Een vrij onopvallende ster met de gewoonte om volgens een regelmatig patroon voor het blote oog langere tijd onzichtbaar te worden.
De Duits-Poolse sterrenkundige Hevelius doopte haar in 1662 Mira, de Wonderbaarlijke.
Toentertijd een toepasselijke naam omdat het, mogelijk naast Algol, de eerst bekende ster was met een veranderlijke aard.
Nog steeds maakt Omicron Ceti haar bijnaam Mira waar.

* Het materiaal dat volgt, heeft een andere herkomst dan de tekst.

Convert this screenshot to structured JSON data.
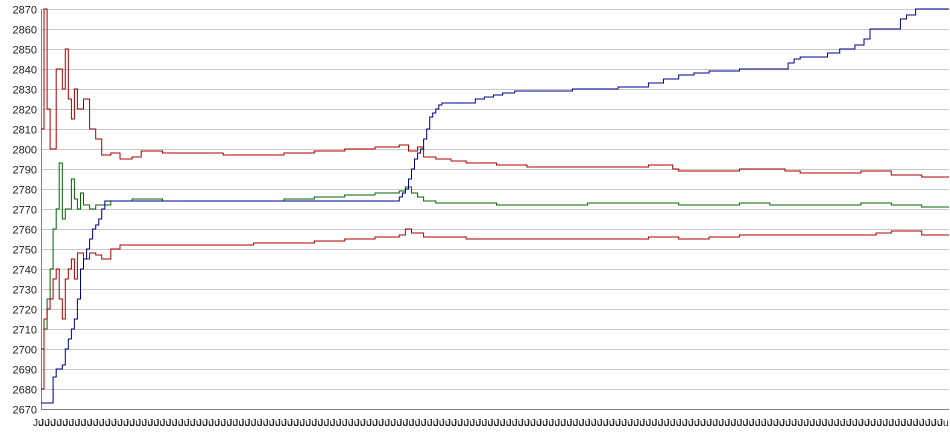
{
  "chart_data": {
    "type": "line",
    "title": "",
    "xlabel": "",
    "ylabel": "",
    "ylim": [
      2670,
      2870
    ],
    "yticks": [
      2670,
      2680,
      2690,
      2700,
      2710,
      2720,
      2730,
      2740,
      2750,
      2760,
      2770,
      2780,
      2790,
      2800,
      2810,
      2820,
      2830,
      2840,
      2850,
      2860,
      2870
    ],
    "grid": true,
    "legend": "none",
    "x_category_count": 300,
    "x_label_text": "Ju",
    "colors": {
      "grid": "#c8c8c8",
      "axis": "#808080",
      "upper": "#aa0000",
      "middle": "#006600",
      "lower": "#aa0000",
      "trend": "#000088"
    },
    "series": [
      {
        "key": "upper",
        "color": "#aa0000",
        "points": [
          [
            0,
            2810
          ],
          [
            1,
            2870
          ],
          [
            2,
            2820
          ],
          [
            3,
            2800
          ],
          [
            5,
            2840
          ],
          [
            7,
            2830
          ],
          [
            8,
            2850
          ],
          [
            9,
            2825
          ],
          [
            10,
            2815
          ],
          [
            11,
            2830
          ],
          [
            12,
            2820
          ],
          [
            14,
            2825
          ],
          [
            16,
            2810
          ],
          [
            18,
            2805
          ],
          [
            20,
            2797
          ],
          [
            23,
            2798
          ],
          [
            26,
            2795
          ],
          [
            30,
            2796
          ],
          [
            33,
            2799
          ],
          [
            40,
            2798
          ],
          [
            50,
            2798
          ],
          [
            60,
            2797
          ],
          [
            70,
            2797
          ],
          [
            80,
            2798
          ],
          [
            90,
            2799
          ],
          [
            100,
            2800
          ],
          [
            110,
            2801
          ],
          [
            118,
            2802
          ],
          [
            121,
            2799
          ],
          [
            124,
            2801
          ],
          [
            126,
            2796
          ],
          [
            130,
            2795
          ],
          [
            135,
            2794
          ],
          [
            140,
            2793
          ],
          [
            150,
            2792
          ],
          [
            160,
            2791
          ],
          [
            170,
            2791
          ],
          [
            180,
            2791
          ],
          [
            190,
            2791
          ],
          [
            200,
            2792
          ],
          [
            205,
            2792
          ],
          [
            208,
            2790
          ],
          [
            210,
            2789
          ],
          [
            220,
            2789
          ],
          [
            230,
            2790
          ],
          [
            240,
            2790
          ],
          [
            245,
            2789
          ],
          [
            250,
            2788
          ],
          [
            260,
            2788
          ],
          [
            270,
            2789
          ],
          [
            275,
            2789
          ],
          [
            280,
            2787
          ],
          [
            290,
            2786
          ],
          [
            299,
            2786
          ]
        ]
      },
      {
        "key": "middle",
        "color": "#006600",
        "points": [
          [
            0,
            2700
          ],
          [
            1,
            2710
          ],
          [
            2,
            2725
          ],
          [
            3,
            2740
          ],
          [
            4,
            2760
          ],
          [
            5,
            2770
          ],
          [
            6,
            2793
          ],
          [
            7,
            2765
          ],
          [
            8,
            2770
          ],
          [
            10,
            2785
          ],
          [
            11,
            2775
          ],
          [
            12,
            2770
          ],
          [
            13,
            2778
          ],
          [
            14,
            2772
          ],
          [
            16,
            2770
          ],
          [
            18,
            2772
          ],
          [
            20,
            2772
          ],
          [
            23,
            2774
          ],
          [
            26,
            2774
          ],
          [
            30,
            2775
          ],
          [
            40,
            2774
          ],
          [
            50,
            2774
          ],
          [
            60,
            2774
          ],
          [
            70,
            2774
          ],
          [
            80,
            2775
          ],
          [
            90,
            2776
          ],
          [
            100,
            2777
          ],
          [
            110,
            2778
          ],
          [
            118,
            2779
          ],
          [
            120,
            2781
          ],
          [
            122,
            2778
          ],
          [
            124,
            2776
          ],
          [
            126,
            2774
          ],
          [
            130,
            2773
          ],
          [
            140,
            2773
          ],
          [
            150,
            2772
          ],
          [
            160,
            2772
          ],
          [
            170,
            2772
          ],
          [
            180,
            2773
          ],
          [
            190,
            2773
          ],
          [
            200,
            2773
          ],
          [
            205,
            2773
          ],
          [
            210,
            2772
          ],
          [
            220,
            2772
          ],
          [
            230,
            2773
          ],
          [
            240,
            2772
          ],
          [
            245,
            2772
          ],
          [
            250,
            2772
          ],
          [
            260,
            2772
          ],
          [
            270,
            2773
          ],
          [
            275,
            2773
          ],
          [
            280,
            2772
          ],
          [
            290,
            2771
          ],
          [
            299,
            2771
          ]
        ]
      },
      {
        "key": "lower",
        "color": "#aa0000",
        "points": [
          [
            0,
            2680
          ],
          [
            1,
            2715
          ],
          [
            2,
            2720
          ],
          [
            3,
            2725
          ],
          [
            4,
            2735
          ],
          [
            5,
            2740
          ],
          [
            6,
            2725
          ],
          [
            7,
            2715
          ],
          [
            8,
            2735
          ],
          [
            9,
            2740
          ],
          [
            10,
            2745
          ],
          [
            11,
            2735
          ],
          [
            12,
            2748
          ],
          [
            14,
            2745
          ],
          [
            16,
            2748
          ],
          [
            18,
            2747
          ],
          [
            20,
            2745
          ],
          [
            23,
            2750
          ],
          [
            26,
            2752
          ],
          [
            30,
            2752
          ],
          [
            40,
            2752
          ],
          [
            50,
            2752
          ],
          [
            60,
            2752
          ],
          [
            70,
            2753
          ],
          [
            80,
            2753
          ],
          [
            90,
            2754
          ],
          [
            100,
            2755
          ],
          [
            110,
            2756
          ],
          [
            118,
            2757
          ],
          [
            120,
            2760
          ],
          [
            122,
            2758
          ],
          [
            124,
            2758
          ],
          [
            126,
            2756
          ],
          [
            130,
            2756
          ],
          [
            140,
            2755
          ],
          [
            150,
            2755
          ],
          [
            160,
            2755
          ],
          [
            170,
            2755
          ],
          [
            180,
            2755
          ],
          [
            190,
            2755
          ],
          [
            200,
            2756
          ],
          [
            205,
            2756
          ],
          [
            210,
            2755
          ],
          [
            220,
            2756
          ],
          [
            230,
            2757
          ],
          [
            240,
            2757
          ],
          [
            245,
            2757
          ],
          [
            250,
            2757
          ],
          [
            260,
            2757
          ],
          [
            270,
            2757
          ],
          [
            275,
            2758
          ],
          [
            280,
            2759
          ],
          [
            290,
            2757
          ],
          [
            299,
            2757
          ]
        ]
      },
      {
        "key": "trend",
        "color": "#000088",
        "points": [
          [
            0,
            2673
          ],
          [
            1,
            2673
          ],
          [
            2,
            2673
          ],
          [
            3,
            2673
          ],
          [
            4,
            2686
          ],
          [
            5,
            2690
          ],
          [
            6,
            2690
          ],
          [
            7,
            2692
          ],
          [
            8,
            2700
          ],
          [
            9,
            2705
          ],
          [
            10,
            2710
          ],
          [
            11,
            2715
          ],
          [
            12,
            2725
          ],
          [
            13,
            2740
          ],
          [
            14,
            2745
          ],
          [
            15,
            2750
          ],
          [
            16,
            2755
          ],
          [
            17,
            2760
          ],
          [
            18,
            2762
          ],
          [
            19,
            2765
          ],
          [
            20,
            2770
          ],
          [
            21,
            2774
          ],
          [
            30,
            2774
          ],
          [
            40,
            2774
          ],
          [
            50,
            2774
          ],
          [
            60,
            2774
          ],
          [
            70,
            2774
          ],
          [
            80,
            2774
          ],
          [
            90,
            2774
          ],
          [
            100,
            2774
          ],
          [
            110,
            2774
          ],
          [
            117,
            2774
          ],
          [
            118,
            2776
          ],
          [
            119,
            2778
          ],
          [
            120,
            2780
          ],
          [
            121,
            2785
          ],
          [
            122,
            2790
          ],
          [
            123,
            2795
          ],
          [
            124,
            2798
          ],
          [
            125,
            2800
          ],
          [
            126,
            2805
          ],
          [
            127,
            2810
          ],
          [
            128,
            2816
          ],
          [
            129,
            2818
          ],
          [
            130,
            2820
          ],
          [
            131,
            2822
          ],
          [
            132,
            2823
          ],
          [
            133,
            2823
          ],
          [
            140,
            2823
          ],
          [
            143,
            2825
          ],
          [
            146,
            2826
          ],
          [
            149,
            2827
          ],
          [
            152,
            2828
          ],
          [
            156,
            2829
          ],
          [
            160,
            2829
          ],
          [
            170,
            2829
          ],
          [
            175,
            2830
          ],
          [
            180,
            2830
          ],
          [
            190,
            2831
          ],
          [
            200,
            2833
          ],
          [
            205,
            2835
          ],
          [
            210,
            2837
          ],
          [
            215,
            2838
          ],
          [
            220,
            2839
          ],
          [
            230,
            2840
          ],
          [
            240,
            2840
          ],
          [
            246,
            2843
          ],
          [
            248,
            2845
          ],
          [
            250,
            2846
          ],
          [
            255,
            2846
          ],
          [
            259,
            2848
          ],
          [
            263,
            2850
          ],
          [
            268,
            2852
          ],
          [
            271,
            2855
          ],
          [
            273,
            2860
          ],
          [
            280,
            2860
          ],
          [
            283,
            2865
          ],
          [
            285,
            2867
          ],
          [
            288,
            2870
          ],
          [
            299,
            2870
          ]
        ]
      }
    ]
  }
}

Het is een verrassend object dat ons vele gezichten toont en er in 2006 nog in slaagde een geheel nieuw aspect van zichzelf te onthullen.
Dit artikel poogt Mira’s diversiteit in beeld te brengen met een rondgang langs haar verschillende verschijningsvormen.
Mira’s helderheid verandert volgens een sinusgolf.
Rond haar maximum toont ze zich als een oranjerode ster met een magnitude tussen 2,0 en 4,9. Op haar minimum is de helderheid gezakt naar 8,6 tot 10,1. De ster vertoont daarmee een onwaarschijnlijk groot verschil in helderheid van 1700 keer, al hebben de hoogste top en het diepste dal zich nooit in dezelfde cyclus voorgedaan.
Haar rode kleur wijst op een lage oppervlaktetemperatuur, schommelend tussen 2900 en 3200 kelvin.
Haar afstand bedraagt ongeveer 300 lichtjaar.
Van september tot maart is Mira ‘s avonds zichtbaar in het zuiden.